André Ricciardi est décédé en décembre 2023, sans savoir que son histoire deviendrait un film acclamé. Son ami Anthony Benna en a tiré un documentaire qui a conquis la critique et le public de Sundance. « Je pense qu’André nous transmet une leçon dans le film, et l’un des enseignements que j’en ai tirés est le suivant : meurs comme tu veux mourir », a expliqué le réalisateur dans une interview à la radio NPR.

Le film, d’une durée de 1h27, est distribué en France par Originals Factory. Avec une sortie nationale le 1er juillet 2026, il s’impose déjà comme un rendez-vous culturel incontournable pour ceux qui cherchent à rire, réfléchir et, peut-être, se soigner.

Et maintenant ?

La sortie en salles de « André is an idiot » pourrait relancer les débats sur le dépistage du cancer du côlon, un sujet encore tabou malgré sa fréquence. Les associations de prévention espèrent que le film, salué pour son approche décomplexée, incitera davantage de personnes à effectuer leurs examens de contrôle. D’ici la fin de l’été, le documentaire pourrait également être proposé en VOD ou en replay sur les plateformes culturelles, une diffusion qui prolongerait son impact. Reste à voir si les salles maintiendront le film à l’affiche au-delà des premières semaines.

Avec son mélange d’autodérision et de gravité, « André is an idiot » laisse une impression durable.

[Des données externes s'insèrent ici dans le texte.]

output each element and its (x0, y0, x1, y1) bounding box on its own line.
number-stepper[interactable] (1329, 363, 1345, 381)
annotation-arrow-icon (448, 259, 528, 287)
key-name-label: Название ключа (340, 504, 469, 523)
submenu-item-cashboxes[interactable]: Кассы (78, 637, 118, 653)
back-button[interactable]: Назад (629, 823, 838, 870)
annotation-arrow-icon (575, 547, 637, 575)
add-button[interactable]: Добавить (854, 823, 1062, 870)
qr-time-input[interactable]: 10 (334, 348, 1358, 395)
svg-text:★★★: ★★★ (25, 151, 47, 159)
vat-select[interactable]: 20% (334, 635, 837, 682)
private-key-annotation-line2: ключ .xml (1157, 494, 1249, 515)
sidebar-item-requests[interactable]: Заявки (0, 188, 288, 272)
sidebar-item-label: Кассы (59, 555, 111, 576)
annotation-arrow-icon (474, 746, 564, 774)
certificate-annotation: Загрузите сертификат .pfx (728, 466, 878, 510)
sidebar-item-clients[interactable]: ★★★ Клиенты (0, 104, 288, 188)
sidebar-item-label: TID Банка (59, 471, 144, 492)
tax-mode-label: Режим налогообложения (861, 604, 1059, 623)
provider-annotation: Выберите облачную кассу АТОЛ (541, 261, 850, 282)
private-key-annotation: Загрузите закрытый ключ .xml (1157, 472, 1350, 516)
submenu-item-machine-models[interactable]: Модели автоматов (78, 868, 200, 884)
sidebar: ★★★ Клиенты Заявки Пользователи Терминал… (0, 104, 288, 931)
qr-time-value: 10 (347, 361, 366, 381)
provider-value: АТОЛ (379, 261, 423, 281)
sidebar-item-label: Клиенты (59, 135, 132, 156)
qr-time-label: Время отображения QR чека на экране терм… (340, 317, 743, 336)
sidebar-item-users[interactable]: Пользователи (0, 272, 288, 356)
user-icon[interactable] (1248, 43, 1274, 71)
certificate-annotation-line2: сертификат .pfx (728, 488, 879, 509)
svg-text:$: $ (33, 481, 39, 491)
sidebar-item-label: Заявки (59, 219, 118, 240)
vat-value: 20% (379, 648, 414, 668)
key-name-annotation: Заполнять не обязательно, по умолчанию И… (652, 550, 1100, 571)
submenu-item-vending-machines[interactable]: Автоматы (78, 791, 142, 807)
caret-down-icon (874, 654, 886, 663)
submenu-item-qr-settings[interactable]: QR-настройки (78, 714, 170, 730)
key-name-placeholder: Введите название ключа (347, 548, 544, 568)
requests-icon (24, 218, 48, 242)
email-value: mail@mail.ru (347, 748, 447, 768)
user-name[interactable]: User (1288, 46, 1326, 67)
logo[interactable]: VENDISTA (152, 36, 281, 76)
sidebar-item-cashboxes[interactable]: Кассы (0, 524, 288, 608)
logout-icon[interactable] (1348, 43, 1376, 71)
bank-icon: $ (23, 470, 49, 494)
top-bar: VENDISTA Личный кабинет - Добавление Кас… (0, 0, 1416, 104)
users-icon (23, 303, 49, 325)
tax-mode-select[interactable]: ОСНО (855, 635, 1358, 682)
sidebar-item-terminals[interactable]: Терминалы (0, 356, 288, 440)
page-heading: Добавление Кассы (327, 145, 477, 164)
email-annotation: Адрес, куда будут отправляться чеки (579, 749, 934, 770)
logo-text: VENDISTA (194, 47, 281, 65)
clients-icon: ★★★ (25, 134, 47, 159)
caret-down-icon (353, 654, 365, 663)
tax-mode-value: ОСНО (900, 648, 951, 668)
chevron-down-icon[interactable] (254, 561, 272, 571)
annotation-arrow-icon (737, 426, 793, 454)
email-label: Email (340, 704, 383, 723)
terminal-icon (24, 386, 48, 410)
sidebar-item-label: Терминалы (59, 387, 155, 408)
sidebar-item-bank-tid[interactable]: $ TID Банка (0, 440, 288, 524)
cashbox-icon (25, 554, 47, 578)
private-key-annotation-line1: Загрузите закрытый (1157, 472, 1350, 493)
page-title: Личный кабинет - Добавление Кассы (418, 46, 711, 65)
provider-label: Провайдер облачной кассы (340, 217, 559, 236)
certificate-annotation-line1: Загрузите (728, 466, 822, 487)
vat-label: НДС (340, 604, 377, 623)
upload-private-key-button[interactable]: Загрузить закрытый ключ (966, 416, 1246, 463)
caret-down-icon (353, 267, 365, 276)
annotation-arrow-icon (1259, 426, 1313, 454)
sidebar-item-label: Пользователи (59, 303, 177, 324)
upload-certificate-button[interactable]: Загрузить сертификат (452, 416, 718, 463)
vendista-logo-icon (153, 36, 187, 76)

Le film rappelle que la vie, même dans ses excès, mérite d’être vécue avec passion — et que certains rendez-vous médicaux ne devraient jamais être reportés.

Le film est sorti en France le 1er juillet 2026. Il est projeté dans plusieurs salles, avec une diffusion par Originals Factory. Une sortie en VOD ou en replay pourrait intervenir d’ici la fin de l’été, selon les annonces du distributeur.